There is always such a feeling of inevitability by the time the Oscar nominations roll around. Even moved back to early January, it arrives after weeks of Top Ten lists, an unending array of critics awards, and predictions from every pundit with a blog. At least they beat the Golden Globe Awards this year, but the final tally is still measured against the consensus.
This year, no surprise, belongs to “Lincoln,” which entered the nominations as the film to beat and emerged with 12 nominations and an almost sure lock on Best Actor. The Best Picture category swelled to nine nominees, spreading the recognition around muscular studio pictures, big Hollywood Entertainments, and demanding independents. “Amour” emerged as the foreign upstart and “Beasts of the Southern Wild” the American indie that could. The front-runners and underdogs stake their positions and the critical kibitzing begins.

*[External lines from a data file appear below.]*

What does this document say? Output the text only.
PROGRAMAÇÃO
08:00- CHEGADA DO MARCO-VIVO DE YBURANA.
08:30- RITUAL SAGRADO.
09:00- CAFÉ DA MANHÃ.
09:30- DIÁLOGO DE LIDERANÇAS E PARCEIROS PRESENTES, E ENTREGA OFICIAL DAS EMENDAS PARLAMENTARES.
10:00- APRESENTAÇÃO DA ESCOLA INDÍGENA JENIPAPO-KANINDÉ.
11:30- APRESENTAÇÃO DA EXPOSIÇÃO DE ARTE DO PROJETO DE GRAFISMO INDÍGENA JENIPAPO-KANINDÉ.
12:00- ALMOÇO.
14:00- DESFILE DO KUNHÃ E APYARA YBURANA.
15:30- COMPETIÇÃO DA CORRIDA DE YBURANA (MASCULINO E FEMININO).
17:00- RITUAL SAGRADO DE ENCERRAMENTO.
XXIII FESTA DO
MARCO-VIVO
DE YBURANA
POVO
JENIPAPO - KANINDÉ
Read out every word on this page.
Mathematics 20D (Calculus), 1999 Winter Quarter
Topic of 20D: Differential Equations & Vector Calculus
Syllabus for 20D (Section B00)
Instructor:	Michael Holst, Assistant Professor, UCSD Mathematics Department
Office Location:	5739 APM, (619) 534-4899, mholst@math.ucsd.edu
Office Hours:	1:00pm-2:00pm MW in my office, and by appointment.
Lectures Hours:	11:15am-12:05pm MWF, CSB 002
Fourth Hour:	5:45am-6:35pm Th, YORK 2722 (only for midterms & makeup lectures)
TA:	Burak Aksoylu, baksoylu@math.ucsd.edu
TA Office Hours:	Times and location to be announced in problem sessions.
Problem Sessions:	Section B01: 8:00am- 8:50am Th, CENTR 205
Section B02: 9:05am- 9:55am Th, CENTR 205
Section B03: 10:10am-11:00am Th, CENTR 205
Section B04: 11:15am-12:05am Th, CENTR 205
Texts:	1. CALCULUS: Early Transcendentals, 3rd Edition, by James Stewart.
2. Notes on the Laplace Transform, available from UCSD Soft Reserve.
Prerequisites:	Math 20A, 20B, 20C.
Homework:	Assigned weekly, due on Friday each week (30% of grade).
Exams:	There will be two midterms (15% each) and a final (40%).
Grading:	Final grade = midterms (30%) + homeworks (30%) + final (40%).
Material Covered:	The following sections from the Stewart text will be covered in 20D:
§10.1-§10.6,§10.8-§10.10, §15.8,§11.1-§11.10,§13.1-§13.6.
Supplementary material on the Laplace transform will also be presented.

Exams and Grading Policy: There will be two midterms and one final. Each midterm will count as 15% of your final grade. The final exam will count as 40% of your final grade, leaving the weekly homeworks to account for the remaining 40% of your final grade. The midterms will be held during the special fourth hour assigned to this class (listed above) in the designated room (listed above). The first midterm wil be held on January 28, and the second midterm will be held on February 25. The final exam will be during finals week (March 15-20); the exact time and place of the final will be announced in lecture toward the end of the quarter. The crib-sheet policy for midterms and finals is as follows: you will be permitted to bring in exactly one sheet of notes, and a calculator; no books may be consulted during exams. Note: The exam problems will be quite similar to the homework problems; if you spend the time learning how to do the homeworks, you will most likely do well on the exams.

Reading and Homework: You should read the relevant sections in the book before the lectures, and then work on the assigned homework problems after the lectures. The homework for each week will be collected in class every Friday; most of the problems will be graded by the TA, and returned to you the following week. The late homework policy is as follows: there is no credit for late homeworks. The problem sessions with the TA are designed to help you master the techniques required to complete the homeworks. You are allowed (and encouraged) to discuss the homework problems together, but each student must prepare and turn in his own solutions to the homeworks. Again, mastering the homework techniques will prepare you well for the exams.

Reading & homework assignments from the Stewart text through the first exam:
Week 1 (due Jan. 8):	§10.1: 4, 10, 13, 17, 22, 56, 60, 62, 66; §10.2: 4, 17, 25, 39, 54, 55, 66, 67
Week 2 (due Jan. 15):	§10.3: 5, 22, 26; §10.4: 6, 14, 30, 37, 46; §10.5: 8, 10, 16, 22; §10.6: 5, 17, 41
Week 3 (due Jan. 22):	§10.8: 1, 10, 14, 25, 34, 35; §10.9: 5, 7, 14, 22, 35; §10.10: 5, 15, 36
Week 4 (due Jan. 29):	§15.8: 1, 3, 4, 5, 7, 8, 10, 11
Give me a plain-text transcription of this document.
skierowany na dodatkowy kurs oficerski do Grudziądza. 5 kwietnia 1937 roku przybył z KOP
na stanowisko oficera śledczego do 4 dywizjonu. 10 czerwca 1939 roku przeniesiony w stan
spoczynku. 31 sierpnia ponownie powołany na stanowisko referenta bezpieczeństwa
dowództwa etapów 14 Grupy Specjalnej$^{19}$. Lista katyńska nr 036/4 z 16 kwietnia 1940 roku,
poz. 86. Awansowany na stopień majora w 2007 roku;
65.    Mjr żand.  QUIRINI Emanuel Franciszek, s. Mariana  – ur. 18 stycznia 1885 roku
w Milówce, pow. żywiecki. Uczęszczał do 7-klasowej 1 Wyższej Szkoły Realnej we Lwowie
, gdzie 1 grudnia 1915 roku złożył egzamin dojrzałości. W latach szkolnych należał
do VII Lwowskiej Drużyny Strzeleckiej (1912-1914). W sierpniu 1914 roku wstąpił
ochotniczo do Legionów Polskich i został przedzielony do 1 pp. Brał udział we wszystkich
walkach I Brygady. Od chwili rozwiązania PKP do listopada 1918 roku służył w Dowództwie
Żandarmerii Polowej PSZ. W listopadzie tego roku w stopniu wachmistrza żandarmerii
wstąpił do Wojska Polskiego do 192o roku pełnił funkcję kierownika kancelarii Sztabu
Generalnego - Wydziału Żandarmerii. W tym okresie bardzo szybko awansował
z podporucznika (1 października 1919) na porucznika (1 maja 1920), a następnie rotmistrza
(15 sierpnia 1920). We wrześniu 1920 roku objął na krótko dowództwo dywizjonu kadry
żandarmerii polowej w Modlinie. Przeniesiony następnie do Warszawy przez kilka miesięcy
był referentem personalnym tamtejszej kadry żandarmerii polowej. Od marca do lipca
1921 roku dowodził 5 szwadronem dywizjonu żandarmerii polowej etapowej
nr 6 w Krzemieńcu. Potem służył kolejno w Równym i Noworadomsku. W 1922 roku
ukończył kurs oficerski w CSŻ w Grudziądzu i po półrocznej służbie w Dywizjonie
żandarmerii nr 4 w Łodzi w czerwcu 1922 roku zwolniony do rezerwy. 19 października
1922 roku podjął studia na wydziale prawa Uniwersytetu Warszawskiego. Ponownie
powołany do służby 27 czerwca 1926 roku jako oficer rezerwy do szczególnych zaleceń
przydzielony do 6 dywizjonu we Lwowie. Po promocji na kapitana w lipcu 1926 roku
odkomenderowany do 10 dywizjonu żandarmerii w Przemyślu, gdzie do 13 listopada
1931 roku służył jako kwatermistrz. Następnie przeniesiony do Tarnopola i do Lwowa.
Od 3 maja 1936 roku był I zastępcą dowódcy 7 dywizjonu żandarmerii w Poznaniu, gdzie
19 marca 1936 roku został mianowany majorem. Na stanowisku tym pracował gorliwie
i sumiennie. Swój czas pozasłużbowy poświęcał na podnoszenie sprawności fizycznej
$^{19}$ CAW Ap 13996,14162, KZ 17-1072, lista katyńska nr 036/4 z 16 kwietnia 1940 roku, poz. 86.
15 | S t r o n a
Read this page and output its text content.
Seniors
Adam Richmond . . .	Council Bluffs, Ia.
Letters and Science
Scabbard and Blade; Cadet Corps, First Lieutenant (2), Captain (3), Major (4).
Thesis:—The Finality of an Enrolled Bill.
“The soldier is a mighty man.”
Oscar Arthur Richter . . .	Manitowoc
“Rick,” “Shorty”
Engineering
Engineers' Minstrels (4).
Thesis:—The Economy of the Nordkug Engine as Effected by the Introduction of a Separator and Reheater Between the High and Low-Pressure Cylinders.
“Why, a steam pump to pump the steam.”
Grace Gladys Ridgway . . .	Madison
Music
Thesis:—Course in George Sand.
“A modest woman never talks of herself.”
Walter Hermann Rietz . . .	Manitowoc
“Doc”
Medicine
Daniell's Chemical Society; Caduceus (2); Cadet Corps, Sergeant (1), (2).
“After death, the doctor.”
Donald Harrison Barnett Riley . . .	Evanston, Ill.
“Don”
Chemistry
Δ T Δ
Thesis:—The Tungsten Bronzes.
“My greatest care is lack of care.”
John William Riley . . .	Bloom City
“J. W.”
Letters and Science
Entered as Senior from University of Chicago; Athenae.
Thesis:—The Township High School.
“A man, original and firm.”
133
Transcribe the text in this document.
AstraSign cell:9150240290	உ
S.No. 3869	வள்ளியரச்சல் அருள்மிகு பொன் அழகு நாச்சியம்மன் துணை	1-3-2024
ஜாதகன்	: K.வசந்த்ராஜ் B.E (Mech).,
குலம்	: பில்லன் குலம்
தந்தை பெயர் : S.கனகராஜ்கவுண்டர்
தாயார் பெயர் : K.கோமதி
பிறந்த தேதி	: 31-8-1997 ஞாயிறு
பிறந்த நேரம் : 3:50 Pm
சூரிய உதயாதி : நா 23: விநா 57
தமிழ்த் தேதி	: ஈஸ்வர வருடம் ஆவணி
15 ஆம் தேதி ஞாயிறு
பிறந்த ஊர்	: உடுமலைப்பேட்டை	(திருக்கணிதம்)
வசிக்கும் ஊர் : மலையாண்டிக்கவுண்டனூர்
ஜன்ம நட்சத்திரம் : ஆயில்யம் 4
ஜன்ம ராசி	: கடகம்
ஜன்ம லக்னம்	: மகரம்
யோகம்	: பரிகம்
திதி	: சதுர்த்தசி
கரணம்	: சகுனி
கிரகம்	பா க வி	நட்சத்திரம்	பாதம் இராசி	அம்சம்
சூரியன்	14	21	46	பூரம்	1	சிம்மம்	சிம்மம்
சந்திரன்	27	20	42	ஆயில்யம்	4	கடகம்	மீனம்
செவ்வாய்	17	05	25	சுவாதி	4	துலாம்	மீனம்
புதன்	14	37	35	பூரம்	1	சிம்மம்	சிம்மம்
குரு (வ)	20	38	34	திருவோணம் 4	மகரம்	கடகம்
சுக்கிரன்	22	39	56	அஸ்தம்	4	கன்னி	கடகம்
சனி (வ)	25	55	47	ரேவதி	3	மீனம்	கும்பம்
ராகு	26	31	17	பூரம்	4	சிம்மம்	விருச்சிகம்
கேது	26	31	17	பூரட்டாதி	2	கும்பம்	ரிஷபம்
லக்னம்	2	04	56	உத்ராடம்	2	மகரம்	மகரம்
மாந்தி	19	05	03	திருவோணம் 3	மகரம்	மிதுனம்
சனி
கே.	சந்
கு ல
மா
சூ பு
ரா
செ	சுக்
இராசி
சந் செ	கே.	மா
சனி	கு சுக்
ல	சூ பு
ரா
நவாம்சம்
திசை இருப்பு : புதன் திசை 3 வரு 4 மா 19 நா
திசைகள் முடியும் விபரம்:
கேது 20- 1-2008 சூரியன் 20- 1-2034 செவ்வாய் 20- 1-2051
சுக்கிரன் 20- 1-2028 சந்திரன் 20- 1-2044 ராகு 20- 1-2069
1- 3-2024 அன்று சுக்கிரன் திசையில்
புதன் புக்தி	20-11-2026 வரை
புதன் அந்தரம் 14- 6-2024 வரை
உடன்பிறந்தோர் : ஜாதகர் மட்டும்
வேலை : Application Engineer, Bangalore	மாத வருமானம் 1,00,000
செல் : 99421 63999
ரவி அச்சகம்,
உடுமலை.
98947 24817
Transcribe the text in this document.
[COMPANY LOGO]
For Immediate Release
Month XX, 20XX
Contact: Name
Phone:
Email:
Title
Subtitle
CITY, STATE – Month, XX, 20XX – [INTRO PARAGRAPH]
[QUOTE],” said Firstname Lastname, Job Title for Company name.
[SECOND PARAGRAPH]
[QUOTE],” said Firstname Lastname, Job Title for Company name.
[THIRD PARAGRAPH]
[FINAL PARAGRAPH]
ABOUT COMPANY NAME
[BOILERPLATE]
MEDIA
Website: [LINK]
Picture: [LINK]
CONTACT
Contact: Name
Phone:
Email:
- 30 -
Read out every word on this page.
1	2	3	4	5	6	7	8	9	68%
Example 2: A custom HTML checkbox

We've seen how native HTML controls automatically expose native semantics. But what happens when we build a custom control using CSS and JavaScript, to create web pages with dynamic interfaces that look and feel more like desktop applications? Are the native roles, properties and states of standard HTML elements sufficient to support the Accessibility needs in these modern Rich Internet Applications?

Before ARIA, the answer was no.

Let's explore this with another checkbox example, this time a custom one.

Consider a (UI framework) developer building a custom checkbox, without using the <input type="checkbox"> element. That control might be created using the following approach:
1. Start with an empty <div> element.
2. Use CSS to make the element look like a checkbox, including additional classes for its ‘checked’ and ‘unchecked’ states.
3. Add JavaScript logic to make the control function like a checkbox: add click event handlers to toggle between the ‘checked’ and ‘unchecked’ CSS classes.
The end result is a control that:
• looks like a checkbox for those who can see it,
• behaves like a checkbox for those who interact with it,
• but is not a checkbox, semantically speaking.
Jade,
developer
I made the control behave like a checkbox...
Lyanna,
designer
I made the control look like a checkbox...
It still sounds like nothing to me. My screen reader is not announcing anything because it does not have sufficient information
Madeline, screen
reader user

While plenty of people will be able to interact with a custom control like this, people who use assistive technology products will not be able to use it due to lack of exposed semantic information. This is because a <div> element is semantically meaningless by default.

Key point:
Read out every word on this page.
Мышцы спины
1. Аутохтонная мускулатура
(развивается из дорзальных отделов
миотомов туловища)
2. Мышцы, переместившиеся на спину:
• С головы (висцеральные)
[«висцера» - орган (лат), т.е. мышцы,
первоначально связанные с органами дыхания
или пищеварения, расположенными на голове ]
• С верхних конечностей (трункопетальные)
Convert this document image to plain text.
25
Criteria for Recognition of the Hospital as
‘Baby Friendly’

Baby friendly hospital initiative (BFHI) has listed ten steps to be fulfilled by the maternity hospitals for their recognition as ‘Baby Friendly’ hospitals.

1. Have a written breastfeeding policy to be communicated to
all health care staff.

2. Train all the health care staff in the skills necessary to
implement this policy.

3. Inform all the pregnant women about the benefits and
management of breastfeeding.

That’s not to say there were no surprises. Who foresaw five nominations for Michael Hanake’s harrowing “Amour,” or eleven for the survival drama by way of a storybook tale “Life of Pi” (albeit mostly for technical categories)? “Les Misérables” took eight nominations yet was ignored in directing and writing categories, which doesn’t bode well for Oscar night. “Silver Linings Playbook” scored better than expected and “Zero Dark Thirty” underperformed. Don’t get me wrong: it’s not a game of numbers, it’s about the movies and performers and artists. The numbers just help take the temperature of the race.
Why do we care? Because politics and oddsmaking aside, the Oscars still matter to us, both as a star-studded spectacle and a sign of industry appreciation. A nomination is indeed an honor (certainly more of an honor than the Golden Globes) and a snub is still something to get worked up over. So here is our annual scorecard on Oscar’s slights and oversights: they shoulda been a contender.
The new shapeshifting incarnation of this category can shrink to five nominees or sprawl to ten films, depending on the Academy’s complicated formula. This year it’s a substantial nine nominees, including the inevitable but undeserving “Les Misérables,” and yet it left out Wes Anderson’s “Moonrise Kingdom,” a film celebrated on best lists across the country (it was the fourth-ranked film on the MSN poll). The story of puppy love and adolescent runaways in a summer wonderland is Anderson’s most mature film to date and the most authentically benevolent and affectionate piece of filmmaking to come out of the American cinema in ages. I guess that kind of mix of storybook playfulness and unabashed sincerity isn’t considered serious enough, but I’ll take it over the often condescending clichés of “Beasts of the Southern Wild.”
The raw dysfunction of “The Master” may have been too uncomfortable for Academy voters but I appreciate its uncompromising intensity. There were cheerleaders rooting for “The Dark Knight Rises” to legitimize the comic book movie and “Skyfall” to honor Bond, but they’ll have to settle for their blockbuster box office.